Les difficultés financières qui avaient paru insurmontables ont, au contraire, été vaincues par l'habileté de Sir Edgard Vincent et de ses collaborateurs; l'Egypte est maintenant classée parmi les puissances solvables; ce résultat est assurément fait pour plaire, mais il ne modifie pas l'orientation de la politique anglaise en Egypte. L'Angleterre ne vise pas à l'annexion du pays; ce qu'elle désire, c'est que l'Egypte soit en mesure de se suffire à elle-même, qu'elle soit assez forte pour maîtriser les désordres intérieurs et repousser tout ennemi du dehors.

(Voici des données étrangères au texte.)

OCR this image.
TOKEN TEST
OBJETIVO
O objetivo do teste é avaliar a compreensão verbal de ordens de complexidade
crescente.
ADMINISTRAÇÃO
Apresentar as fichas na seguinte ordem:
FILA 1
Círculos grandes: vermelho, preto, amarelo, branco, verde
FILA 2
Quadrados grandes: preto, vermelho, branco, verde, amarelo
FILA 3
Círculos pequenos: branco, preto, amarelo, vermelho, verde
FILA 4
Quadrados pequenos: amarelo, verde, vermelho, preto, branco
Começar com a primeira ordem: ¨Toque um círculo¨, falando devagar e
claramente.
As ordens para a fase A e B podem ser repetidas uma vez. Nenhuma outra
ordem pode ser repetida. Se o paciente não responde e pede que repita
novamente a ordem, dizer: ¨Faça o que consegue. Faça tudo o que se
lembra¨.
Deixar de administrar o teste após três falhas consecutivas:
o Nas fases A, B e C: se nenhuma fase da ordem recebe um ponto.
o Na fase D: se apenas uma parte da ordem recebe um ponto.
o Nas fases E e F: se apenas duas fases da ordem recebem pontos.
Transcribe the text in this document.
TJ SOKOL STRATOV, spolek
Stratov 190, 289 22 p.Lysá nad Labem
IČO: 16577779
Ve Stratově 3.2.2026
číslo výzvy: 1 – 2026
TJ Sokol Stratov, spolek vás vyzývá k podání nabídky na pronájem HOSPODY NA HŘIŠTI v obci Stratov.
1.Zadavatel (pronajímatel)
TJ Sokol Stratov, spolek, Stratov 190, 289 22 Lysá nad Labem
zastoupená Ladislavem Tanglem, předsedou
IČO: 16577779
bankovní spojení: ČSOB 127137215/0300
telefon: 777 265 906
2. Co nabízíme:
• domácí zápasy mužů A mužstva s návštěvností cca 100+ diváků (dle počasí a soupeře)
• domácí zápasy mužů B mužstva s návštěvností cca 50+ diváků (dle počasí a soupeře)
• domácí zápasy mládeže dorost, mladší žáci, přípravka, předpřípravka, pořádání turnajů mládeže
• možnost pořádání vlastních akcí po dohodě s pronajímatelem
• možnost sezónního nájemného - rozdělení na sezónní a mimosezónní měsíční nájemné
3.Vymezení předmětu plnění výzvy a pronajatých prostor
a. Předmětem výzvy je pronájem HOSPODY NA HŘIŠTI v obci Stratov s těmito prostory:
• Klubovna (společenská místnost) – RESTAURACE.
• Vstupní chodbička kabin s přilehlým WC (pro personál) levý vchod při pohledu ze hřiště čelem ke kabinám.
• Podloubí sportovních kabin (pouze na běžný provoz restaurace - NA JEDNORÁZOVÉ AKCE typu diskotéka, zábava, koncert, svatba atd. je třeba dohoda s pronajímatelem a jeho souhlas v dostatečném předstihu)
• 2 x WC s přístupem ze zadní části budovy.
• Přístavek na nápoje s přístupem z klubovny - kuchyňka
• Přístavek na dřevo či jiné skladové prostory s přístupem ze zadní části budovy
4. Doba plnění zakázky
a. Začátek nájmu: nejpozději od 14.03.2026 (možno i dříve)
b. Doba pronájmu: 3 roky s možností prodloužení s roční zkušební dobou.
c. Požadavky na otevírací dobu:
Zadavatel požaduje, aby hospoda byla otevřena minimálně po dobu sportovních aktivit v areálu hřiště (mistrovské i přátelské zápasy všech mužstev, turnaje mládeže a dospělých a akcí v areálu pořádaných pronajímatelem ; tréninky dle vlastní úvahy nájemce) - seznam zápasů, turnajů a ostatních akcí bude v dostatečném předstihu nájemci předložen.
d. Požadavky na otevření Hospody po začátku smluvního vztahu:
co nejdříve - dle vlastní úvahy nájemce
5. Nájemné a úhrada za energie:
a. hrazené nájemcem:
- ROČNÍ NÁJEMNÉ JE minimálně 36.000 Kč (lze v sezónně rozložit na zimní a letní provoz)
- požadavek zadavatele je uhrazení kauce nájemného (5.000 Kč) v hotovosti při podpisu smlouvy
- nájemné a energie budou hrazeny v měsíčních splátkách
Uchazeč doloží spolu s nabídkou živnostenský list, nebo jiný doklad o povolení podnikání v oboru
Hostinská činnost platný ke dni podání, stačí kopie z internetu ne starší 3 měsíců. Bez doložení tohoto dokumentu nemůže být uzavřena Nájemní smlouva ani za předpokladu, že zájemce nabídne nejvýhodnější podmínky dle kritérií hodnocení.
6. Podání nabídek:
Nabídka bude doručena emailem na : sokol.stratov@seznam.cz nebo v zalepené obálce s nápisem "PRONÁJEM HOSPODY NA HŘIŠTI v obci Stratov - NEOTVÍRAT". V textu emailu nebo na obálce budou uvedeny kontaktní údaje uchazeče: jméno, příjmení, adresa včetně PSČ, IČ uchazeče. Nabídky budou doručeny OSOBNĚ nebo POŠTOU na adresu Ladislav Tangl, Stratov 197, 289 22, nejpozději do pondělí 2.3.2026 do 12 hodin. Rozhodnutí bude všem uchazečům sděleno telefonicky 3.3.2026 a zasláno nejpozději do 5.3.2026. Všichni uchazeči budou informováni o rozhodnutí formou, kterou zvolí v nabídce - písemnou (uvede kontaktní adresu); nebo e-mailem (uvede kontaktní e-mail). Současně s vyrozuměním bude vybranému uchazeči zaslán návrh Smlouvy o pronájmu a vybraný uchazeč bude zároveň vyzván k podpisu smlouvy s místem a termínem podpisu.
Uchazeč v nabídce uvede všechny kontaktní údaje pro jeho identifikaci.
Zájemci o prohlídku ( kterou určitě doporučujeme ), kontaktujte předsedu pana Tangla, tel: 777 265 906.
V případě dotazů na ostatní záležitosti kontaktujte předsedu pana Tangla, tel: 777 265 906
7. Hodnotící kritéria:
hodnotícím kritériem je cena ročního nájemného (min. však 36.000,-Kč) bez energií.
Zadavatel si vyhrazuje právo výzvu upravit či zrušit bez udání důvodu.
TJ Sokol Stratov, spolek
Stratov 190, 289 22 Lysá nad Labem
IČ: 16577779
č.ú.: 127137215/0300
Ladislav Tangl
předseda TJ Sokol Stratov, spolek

L'Angleterre, jusqu'à ce qu'elle ait acquis la certitude que l'Egypte peut accomplir cette tâche, demeurera pour l'assister; mais elle renoncera avec joie à supporter ce fardeau peu nécessaire, aussitôt qu'elle sera convaincue que le moment est venu de l'abandonner.

Pour la Bulgarie, tout indique de ce côté que la tranquillité et la paix ne seront pas troublées. Je crois pouvoir exprimer l'espoir que peu à peu les principaux hommes d'Etat de l'Europe en viendront à considérer que la meilleure chose à faire, c'est de laisser la Bulgarie livrée à elle-même (applaudissements), de la laisser se développer au gré de ses habitants, dans la voie choisie par ceux qui ont montré un courage si grand, un caractère si haut, qui se sont montrés dignes d'être les fondateurs d'une grande nation; car cette voie est celle qui convient le mieux à l'accomplissement de sa propre destinée et au développement de la prospérité nationale. Je crois qu'une politique pareille réunira les suffrages de toutes les nations européennes. Elle conviendra à l'Angleterre qui ne désire que la liberté et l'indépendance du peuple bulgare.

Je crois qu'elle conviendra à l'Allemagne qui a constamment déclaré qu'elle se désintéresserait de la question, et à l'Autriche qui désire le maintien du statu quo territorial. Je crois que, tout bien considéré, elle conviendra aussi à la Russie, dont la seule préoccupation est de n'avoir pas vainement fait appel à la bravoure de ses soldats qui versèrent leur sang pour assurer la liberté de la Bulgarie. Il me semble que, si la Bulgarie devient prospère et heureuse, ce sera la plus haute satisfaction que puisse désirer la Russie. Le jugement de la postérité dira que, sur la valeur russe comme sur un fondement inébranlable, fut bâti l'édifice qui abrite une nation tranquille, heureuse et marchant dans la voie du progrès.

Quant à la paix et à la façon dont elle peut être affectée par les actes récents des souverains de l'Europe, je crois que l'entrevue des empereurs d'Allemagne et de Russie présente un grand intérêt.

L'orateur fait d'abord allusion à l'empereur défunt, dont il prononce l'éloge, et il ajoute :

Nous ne pouvons que reconnaitre que l'empereur actuel assume, avec un pouvoir colossal, de lourdes responsabilités; mais il y a lieu d'espérer que, fortifié par l'exemple de ses ancêtres, il sera à la hauteur de sa tâche.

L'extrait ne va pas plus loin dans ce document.